In this session, we will discuss innovative ways of confronting medieval Iberian documents. We will hear from the PI of a born-digital, collaborative project which exemplifies the potential of the internet in reshaping the study of pre-modern sources. We will also learn from the ongoing research of an ECR who has adapted to the challenges of COVID-19 to ask fascinating questions about Mozarabic evidence.
Speakers:
Aengus Ward, Professor of Medieval Iberian Studies at the University of Birmingham
From 2013–16 Professor Ward headed-up an AHRC-funded project to transcribe all of the manuscripts of Alfonso el Sabio’s history of Spain (Estoria de Espanna). The research project was accompanied by Transcribeestoria, a pilot project which aimed to engage a broad public in the study of the middle ages in Spain though a collaborative transcription platform and palaeography training.
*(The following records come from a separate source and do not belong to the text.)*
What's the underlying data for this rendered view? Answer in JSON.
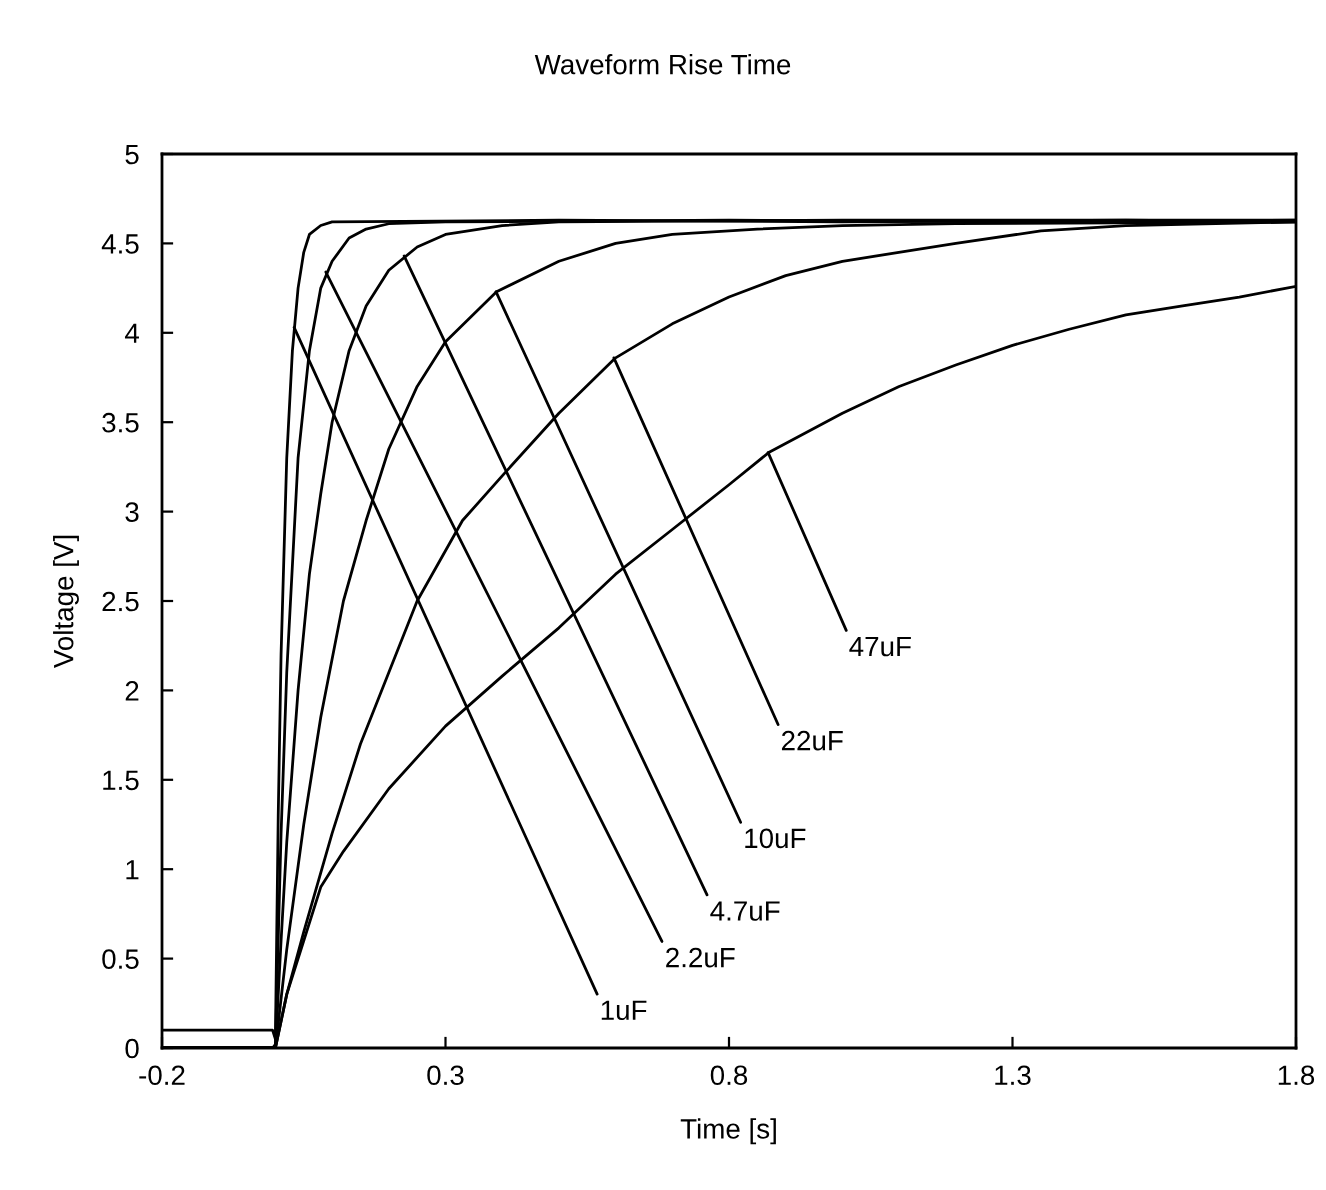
{
  "chart_data": {
    "type": "line",
    "title": "Waveform Rise Time",
    "xlabel": "Time [s]",
    "ylabel": "Voltage [V]",
    "xlim": [
      -0.2,
      1.8
    ],
    "xticks": [
      -0.2,
      0.3,
      0.8,
      1.3,
      1.8
    ],
    "ylim": [
      0,
      5
    ],
    "yticks": [
      0,
      0.5,
      1,
      1.5,
      2,
      2.5,
      3,
      3.5,
      4,
      4.5,
      5
    ],
    "grid": false,
    "marker": "none",
    "line_style": "solid",
    "series": [
      {
        "color": "#000000",
        "x": [
          -0.2,
          -0.1,
          -0.005,
          0,
          0.005,
          0.01,
          0.02,
          0.03,
          0.04,
          0.05,
          0.06,
          0.08,
          0.1,
          0.5,
          1.0,
          1.5,
          1.8
        ],
        "values": [
          0.1,
          0.1,
          0.1,
          0.05,
          1.3,
          2.2,
          3.3,
          3.9,
          4.25,
          4.45,
          4.55,
          4.6,
          4.62,
          4.63,
          4.62,
          4.63,
          4.62
        ]
      },
      {
        "color": "#000000",
        "x": [
          -0.2,
          -0.005,
          0,
          0.01,
          0.02,
          0.04,
          0.06,
          0.08,
          0.1,
          0.13,
          0.16,
          0.2,
          0.3,
          0.8,
          1.3,
          1.8
        ],
        "values": [
          0,
          0,
          0.02,
          1.2,
          2.1,
          3.3,
          3.9,
          4.25,
          4.4,
          4.53,
          4.58,
          4.61,
          4.62,
          4.63,
          4.62,
          4.63
        ]
      },
      {
        "color": "#000000",
        "x": [
          -0.2,
          0,
          0.01,
          0.02,
          0.04,
          0.06,
          0.08,
          0.1,
          0.13,
          0.16,
          0.2,
          0.25,
          0.3,
          0.4,
          0.5,
          1.0,
          1.8
        ],
        "values": [
          0,
          0,
          0.6,
          1.15,
          2.0,
          2.65,
          3.1,
          3.5,
          3.9,
          4.15,
          4.35,
          4.48,
          4.55,
          4.6,
          4.62,
          4.63,
          4.63
        ]
      },
      {
        "color": "#000000",
        "x": [
          -0.2,
          0,
          0.02,
          0.05,
          0.08,
          0.12,
          0.16,
          0.2,
          0.25,
          0.3,
          0.39,
          0.5,
          0.6,
          0.7,
          0.85,
          1.0,
          1.2,
          1.8
        ],
        "values": [
          0,
          0,
          0.55,
          1.25,
          1.85,
          2.5,
          2.95,
          3.35,
          3.7,
          3.95,
          4.23,
          4.4,
          4.5,
          4.55,
          4.58,
          4.6,
          4.61,
          4.62
        ]
      },
      {
        "color": "#000000",
        "x": [
          -0.2,
          0,
          0.02,
          0.05,
          0.1,
          0.15,
          0.2,
          0.25,
          0.33,
          0.4,
          0.5,
          0.6,
          0.7,
          0.8,
          0.9,
          1.0,
          1.2,
          1.35,
          1.5,
          1.8
        ],
        "values": [
          0,
          0,
          0.3,
          0.65,
          1.2,
          1.7,
          2.1,
          2.5,
          2.95,
          3.2,
          3.55,
          3.86,
          4.05,
          4.2,
          4.32,
          4.4,
          4.5,
          4.57,
          4.6,
          4.62
        ]
      },
      {
        "color": "#000000",
        "x": [
          -0.2,
          0,
          0.02,
          0.05,
          0.08,
          0.12,
          0.2,
          0.3,
          0.4,
          0.5,
          0.6,
          0.7,
          0.8,
          0.87,
          1.0,
          1.1,
          1.2,
          1.3,
          1.4,
          1.5,
          1.6,
          1.7,
          1.8
        ],
        "values": [
          0,
          0,
          0.3,
          0.6,
          0.9,
          1.1,
          1.45,
          1.8,
          2.08,
          2.35,
          2.65,
          2.9,
          3.15,
          3.33,
          3.55,
          3.7,
          3.82,
          3.93,
          4.02,
          4.1,
          4.15,
          4.2,
          4.26
        ]
      }
    ],
    "annotations": [
      {
        "text": "1uF",
        "x": 0.033,
        "y": 4.03
      },
      {
        "text": "2.2uF",
        "x": 0.089,
        "y": 4.34
      },
      {
        "text": "4.7uF",
        "x": 0.227,
        "y": 4.43
      },
      {
        "text": "10uF",
        "x": 0.389,
        "y": 4.23
      },
      {
        "text": "22uF",
        "x": 0.597,
        "y": 3.86
      },
      {
        "text": "47uF",
        "x": 0.869,
        "y": 3.33
      }
    ]
  }
}
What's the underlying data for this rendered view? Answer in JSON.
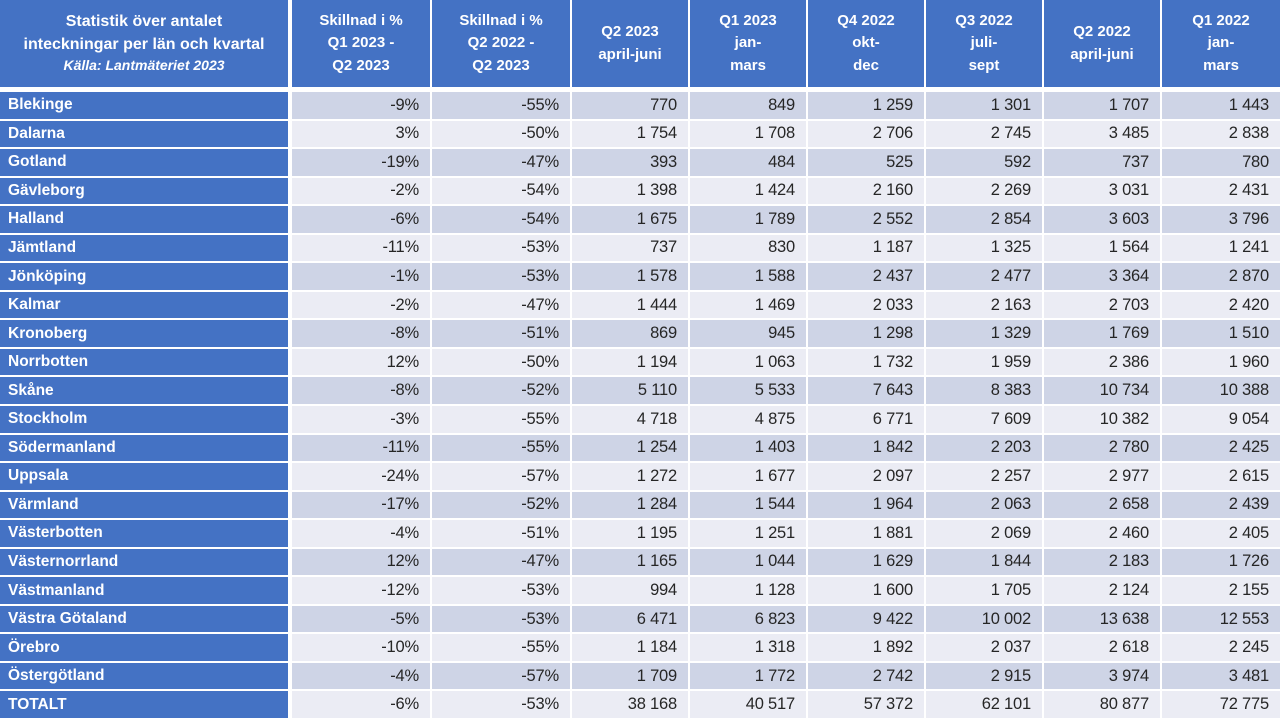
{
  "meta": {
    "colors": {
      "header_blue": "#4472C4",
      "band_dark": "#CED4E6",
      "band_light": "#EBECF4",
      "grid_white": "#FFFFFF",
      "data_text": "#262626",
      "header_text": "#FFFFFF"
    }
  },
  "chart_data": {
    "type": "table",
    "title": "Statistik över antalet inteckningar per län och kvartal",
    "source": "Källa: Lantmäteriet 2023",
    "columns": [
      {
        "lines": [
          "Skillnad i %",
          "Q1 2023 -",
          "Q2 2023"
        ]
      },
      {
        "lines": [
          "Skillnad i %",
          "Q2 2022 -",
          "Q2 2023"
        ]
      },
      {
        "lines": [
          "Q2 2023",
          "april-juni"
        ]
      },
      {
        "lines": [
          "Q1 2023",
          "jan-",
          "mars"
        ]
      },
      {
        "lines": [
          "Q4 2022",
          "okt-",
          "dec"
        ]
      },
      {
        "lines": [
          "Q3 2022",
          "juli-",
          "sept"
        ]
      },
      {
        "lines": [
          "Q2 2022",
          "april-juni"
        ]
      },
      {
        "lines": [
          "Q1 2022",
          "jan-",
          "mars"
        ]
      }
    ],
    "rows": [
      {
        "name": "Blekinge",
        "values": [
          "-9%",
          "-55%",
          "770",
          "849",
          "1 259",
          "1 301",
          "1 707",
          "1 443"
        ]
      },
      {
        "name": "Dalarna",
        "values": [
          "3%",
          "-50%",
          "1 754",
          "1 708",
          "2 706",
          "2 745",
          "3 485",
          "2 838"
        ]
      },
      {
        "name": "Gotland",
        "values": [
          "-19%",
          "-47%",
          "393",
          "484",
          "525",
          "592",
          "737",
          "780"
        ]
      },
      {
        "name": "Gävleborg",
        "values": [
          "-2%",
          "-54%",
          "1 398",
          "1 424",
          "2 160",
          "2 269",
          "3 031",
          "2 431"
        ]
      },
      {
        "name": "Halland",
        "values": [
          "-6%",
          "-54%",
          "1 675",
          "1 789",
          "2 552",
          "2 854",
          "3 603",
          "3 796"
        ]
      },
      {
        "name": "Jämtland",
        "values": [
          "-11%",
          "-53%",
          "737",
          "830",
          "1 187",
          "1 325",
          "1 564",
          "1 241"
        ]
      },
      {
        "name": "Jönköping",
        "values": [
          "-1%",
          "-53%",
          "1 578",
          "1 588",
          "2 437",
          "2 477",
          "3 364",
          "2 870"
        ]
      },
      {
        "name": "Kalmar",
        "values": [
          "-2%",
          "-47%",
          "1 444",
          "1 469",
          "2 033",
          "2 163",
          "2 703",
          "2 420"
        ]
      },
      {
        "name": "Kronoberg",
        "values": [
          "-8%",
          "-51%",
          "869",
          "945",
          "1 298",
          "1 329",
          "1 769",
          "1 510"
        ]
      },
      {
        "name": "Norrbotten",
        "values": [
          "12%",
          "-50%",
          "1 194",
          "1 063",
          "1 732",
          "1 959",
          "2 386",
          "1 960"
        ]
      },
      {
        "name": "Skåne",
        "values": [
          "-8%",
          "-52%",
          "5 110",
          "5 533",
          "7 643",
          "8 383",
          "10 734",
          "10 388"
        ]
      },
      {
        "name": "Stockholm",
        "values": [
          "-3%",
          "-55%",
          "4 718",
          "4 875",
          "6 771",
          "7 609",
          "10 382",
          "9 054"
        ]
      },
      {
        "name": "Södermanland",
        "values": [
          "-11%",
          "-55%",
          "1 254",
          "1 403",
          "1 842",
          "2 203",
          "2 780",
          "2 425"
        ]
      },
      {
        "name": "Uppsala",
        "values": [
          "-24%",
          "-57%",
          "1 272",
          "1 677",
          "2 097",
          "2 257",
          "2 977",
          "2 615"
        ]
      },
      {
        "name": "Värmland",
        "values": [
          "-17%",
          "-52%",
          "1 284",
          "1 544",
          "1 964",
          "2 063",
          "2 658",
          "2 439"
        ]
      },
      {
        "name": "Västerbotten",
        "values": [
          "-4%",
          "-51%",
          "1 195",
          "1 251",
          "1 881",
          "2 069",
          "2 460",
          "2 405"
        ]
      },
      {
        "name": "Västernorrland",
        "values": [
          "12%",
          "-47%",
          "1 165",
          "1 044",
          "1 629",
          "1 844",
          "2 183",
          "1 726"
        ]
      },
      {
        "name": "Västmanland",
        "values": [
          "-12%",
          "-53%",
          "994",
          "1 128",
          "1 600",
          "1 705",
          "2 124",
          "2 155"
        ]
      },
      {
        "name": "Västra Götaland",
        "values": [
          "-5%",
          "-53%",
          "6 471",
          "6 823",
          "9 422",
          "10 002",
          "13 638",
          "12 553"
        ]
      },
      {
        "name": "Örebro",
        "values": [
          "-10%",
          "-55%",
          "1 184",
          "1 318",
          "1 892",
          "2 037",
          "2 618",
          "2 245"
        ]
      },
      {
        "name": "Östergötland",
        "values": [
          "-4%",
          "-57%",
          "1 709",
          "1 772",
          "2 742",
          "2 915",
          "3 974",
          "3 481"
        ]
      },
      {
        "name": "TOTALT",
        "values": [
          "-6%",
          "-53%",
          "38 168",
          "40 517",
          "57 372",
          "62 101",
          "80 877",
          "72 775"
        ]
      }
    ],
    "header": {
      "title_line1": "Statistik över antalet",
      "title_line2": "inteckningar per län och kvartal",
      "source": "Källa: Lantmäteriet 2023"
    }
  }
}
Helen Flatley, DPhil candidate, St Cross College, University of Oxford
Helen’s doctoral project sheds light on the nature of inter-religious interaction and exchange in 12th and 13th-century Iberia through the study of the Mozarabs of Toledo. Her research draws especially in the rich and still under-utilised store of Mozarabic legal documents from Toledo in the two centuries after the conquest of the city by Alfonso VI.